2.13. Corporate Power; Licenses; Consents.
2.13.1. Conduct of Business. The Company has all requisite corporate power and authority, and has all necessary authorizations, approvals, orders, licenses, certificates and permits of and from all governmental regulatory officials and bodies that it needs as of the date hereof to conduct its business for the purposes described in the Registration Statement, the Preliminary Prospectus and the Prospectus. To the Company’s knowledge, the disclosures in the Registration Statement and the Prospectus concerning the effects of federal, state and local regulation on the Offering and the Company’s business purpose as currently contemplated are correct in all material respects and do not omit to state a material fact required to be stated therein or necessary in order to make the statements therein (with respect to the Prospectus, in light of the circumstances under which they were made), not misleading. Since its formation, the Company has conducted no business and has incurred no liabilities other than in connection with and in furtherance of the Offering.
2.13.2. Transactions Contemplated Herein. The Company has all corporate power and authority to enter into this Agreement and to carry out the provisions and conditions hereof, and all consents, authorizations, approvals and orders required in connection therewith have been obtained. No consent, authorization or order of, and no filing with, any court, government agency or other body is required for the valid issuance, sale and delivery of the Public Securities, the Placement Securities or Representative’s Securities and the consummation of the transactions and agreements contemplated by this Agreement, the Rights Agreement, the Trust Agreement, the Subscription Agreement, the Insider Letters, the Representative’s Purchase Option and the Registration Rights Agreement and as contemplated by the Prospectus, except with respect to applicable federal and state securities laws and the rules and regulations promulgated by the Financial Industry Regulatory Authority (“FINRA”).

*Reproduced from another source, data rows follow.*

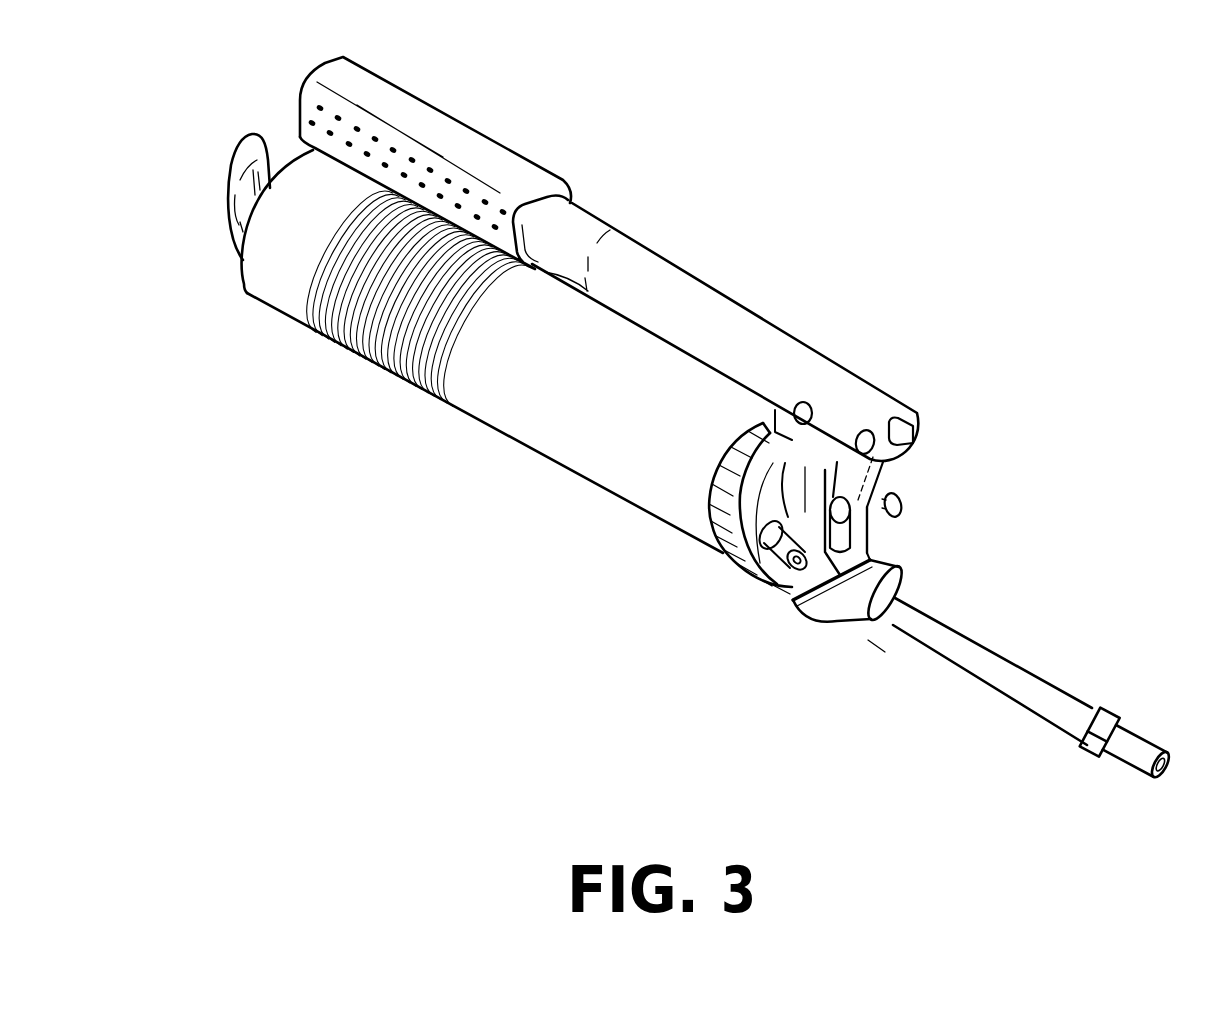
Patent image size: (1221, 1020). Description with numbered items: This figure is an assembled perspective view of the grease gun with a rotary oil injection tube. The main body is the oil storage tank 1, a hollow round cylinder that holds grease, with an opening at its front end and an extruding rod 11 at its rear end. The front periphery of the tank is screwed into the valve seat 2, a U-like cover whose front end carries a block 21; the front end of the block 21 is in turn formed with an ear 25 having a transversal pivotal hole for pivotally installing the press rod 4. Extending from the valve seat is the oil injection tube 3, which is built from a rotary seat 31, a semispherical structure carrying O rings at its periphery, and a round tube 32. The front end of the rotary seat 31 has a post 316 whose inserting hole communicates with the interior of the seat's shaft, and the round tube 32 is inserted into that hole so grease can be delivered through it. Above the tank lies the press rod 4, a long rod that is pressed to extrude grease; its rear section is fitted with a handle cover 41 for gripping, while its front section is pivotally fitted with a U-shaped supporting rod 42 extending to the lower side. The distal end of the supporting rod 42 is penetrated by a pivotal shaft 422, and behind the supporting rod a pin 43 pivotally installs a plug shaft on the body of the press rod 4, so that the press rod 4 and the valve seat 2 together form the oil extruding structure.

The oil storage tank 1 is at (592, 467).
The extruding rod 11 is at (232, 220).
The valve seat 2 is at (723, 553).
The block 21 is at (858, 555).
The ear 25 is at (877, 557).
The oil injection tube 3 is at (902, 718).
The rotary seat 31 is at (810, 625).
The post 316 is at (862, 612).
The round tube 32 is at (1023, 690).
The press rod 4 is at (705, 297).
The handle cover 41 is at (497, 158).
The supporting rod 42 is at (905, 398).
The pivotal shaft 422 is at (902, 495).
The pin 43 is at (803, 405).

2.14. D&O Questionnaires. To the Company’s knowledge, all information contained in the questionnaires (the “Questionnaires”) completed by each of the Company’s stockholders immediately prior to the Offering (the “Initial Stockholders”) and each of the Company’s officers and directors and provided to the Underwriters is true and correct and the Company has not become aware of any information which would cause the information disclosed in the questionnaires completed by the Initial Stockholders and each officer or director, to become inaccurate and incorrect.